Koekenbakker

Alles is vergankelijk

Alles is vergankelijk

Op de dag dat hij zijn zevenenveertig jarige jubileum vierde van zijn privéleven, kreeg Job ontslag bij De Koekfabriek waar hij de middelen verdiende om in zijn onderhoud te voorzien. 

De woorden van de directeur echode nog minutenlang, met het timbre van een schuiftrompet, in zijn oren. ‘Ik wil je gelukwensen met je verjaardag. Bij dit gebaar hoort een presentje.’ Een zakje kokosmakronen. ‘Toch moet ik je op deze vrolijke dag ook mededelen dat we geen gebruik meer willen maken van je diensten. Je begrijpt zelf wel waarom. Waarschijnlijk niet, maar doe dan toch maar je best. Ik wens je het allerbeste… maak er een leuke dag van. Zevenenveertig. Een mooie leeftijd, er ligt nog een heel leven voor je, maar niet hier. En dat is voor ons allemaal het beste.’

Inmiddels is Job al wat ouder, maar dit overkwam hem juist op de dag dat hij jarig was. Terwijl hij de avond daarvoor belachelijk vroeg naar bed was gegaan om eens goed uit te rusten. Na een moeilijke periode vol rusteloos geslemp, zinloze nachtbrakerijen, dementerende ouders, een autistische zus en gezeur met een vriendinnetje. Kortom, zo'n periode waarin hij zich bij tijd en wijle afvroeg of het nog licht of weer licht was (of nog donker of weer donker).
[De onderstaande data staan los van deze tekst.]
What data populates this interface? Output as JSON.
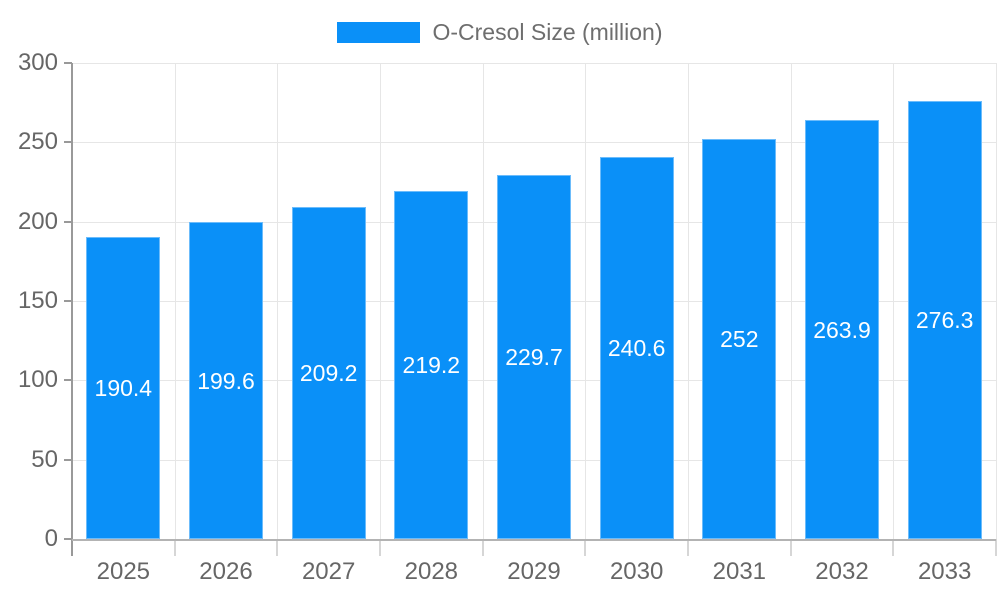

Hij twijfelde ook of hij een baard liet groeien. Of niet of wel, of misschien een klein snorretje. Het ene ogenblik vond hij dat hij er nog aardig voor stond. Om het andere ogenblik loodzwaar te constateren dat hij er juist heel treurig voor stond. En dat redding, zo deze al ergens op de wereld aanwezig was, in elk geval niet zijn deel zou zijn. Juist vandaag werd hem te kennen gegeven dat ze geen gebruik meer wilde maken van zijn diensten, nota bene op zijn verjaardag.

Eerst zat hij in zak en as, maar uiteindelijk ging hij toch terug naar zijn geboortedorp Boerenkoolstronkeradeel om zijn verjaardag te vieren bij zijn ouders. Het was al laat. Hij liet zich over het stuur hangen en trapte het gaspedaal van zijn autootje tot de bodem in. Geen ander verkeer dan de in het grootlicht van zijn koplampen als konijnen oplichtende plattelanders. Krom gebogen op hun fietsen die afgeladen waren met zakken stront, balen hooi, boerenkoolstronken, rieken en schoppen. Zo nu en dan liet hij zijn claxon horen. Vervolgens keek hij bliksemsnel in de achteruitkijkspiegel naar de verontruste en verbouwereerde buitenman. De agrariër probeerde als groet zijn hand op te steken naar de onbekende voorbijganger. Waarop de uit de klei getrokken landbouwer al slingerend zijn weg vervolgde op zijn tot de nok toe afgeladen rijwiel.  Vervolgens zijn evenwicht verloor en van de dijk een greppel inreed. 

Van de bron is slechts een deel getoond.